Uno de los éxitos del PSC es tener personalidad propia, no de sucursal: el baile al son nacionalista es el mejor ejemplo. Fuerzas nuevas y viejas buscan al nuevo Pujol no tanto por fervor patrio, sino por seguridad ejecutiva y el error Berenguer de Aragonés ha sido no adoptar nunca la pompa de presidente. ERC no ha sabido aprovechar la excepción histórica que ha supuesto ostentar la Generalitat, y ahora, deglutido en el San Jerónimo por la “mayoría progresista” y empequeñecido en Ciutadella, rescata éxitos de ayer, como el referéndum.
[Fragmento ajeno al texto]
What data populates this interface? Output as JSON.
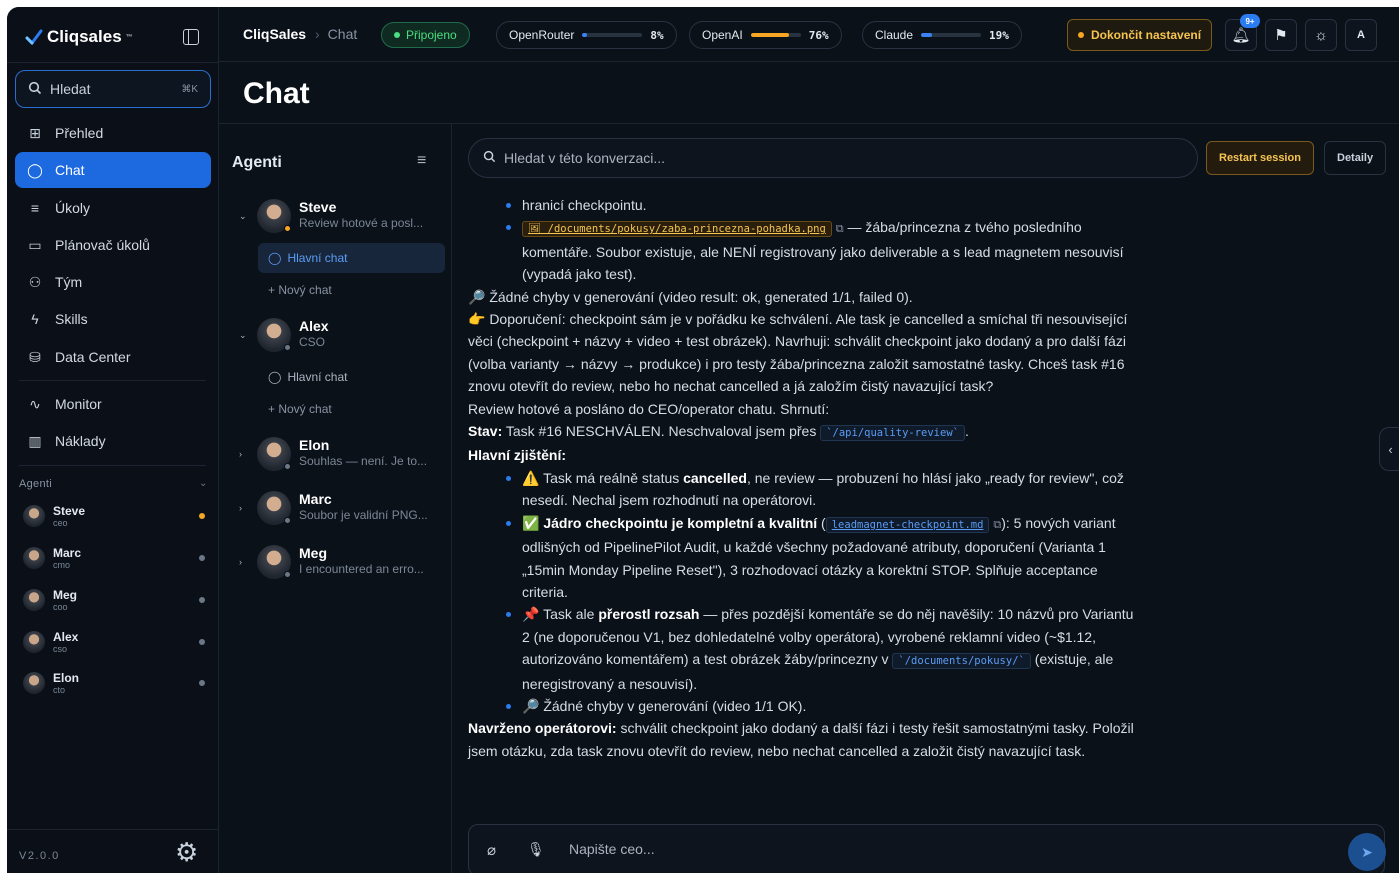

Así, las elecciones que tenemos por delante no tratarán ni de la gestión, ni de la independencia. Tratarán, en lo fundamental, sobre el poder. Cuando Junts saquea a Sánchez y consigue una promesa competencial y una amnistía, consigue conjugar la dialéctica del poder. Cuando Aragonés acude al Senado a rogar el derecho de autodeterminación, no pasa de un exótico entretenimiento de provincias.
El poder, en este sentido, requiere de algo más que de aritmética parlamentaria. Exige proyecto, autonomía, voz y convicción. La derecha constitucionalista no debe caer en la tentación de plantear un “proyecto para el encaje de Cataluña”, sino en diseñar un proyecto de poder.
El votante premiará al guion porque se ha empachado de refritos.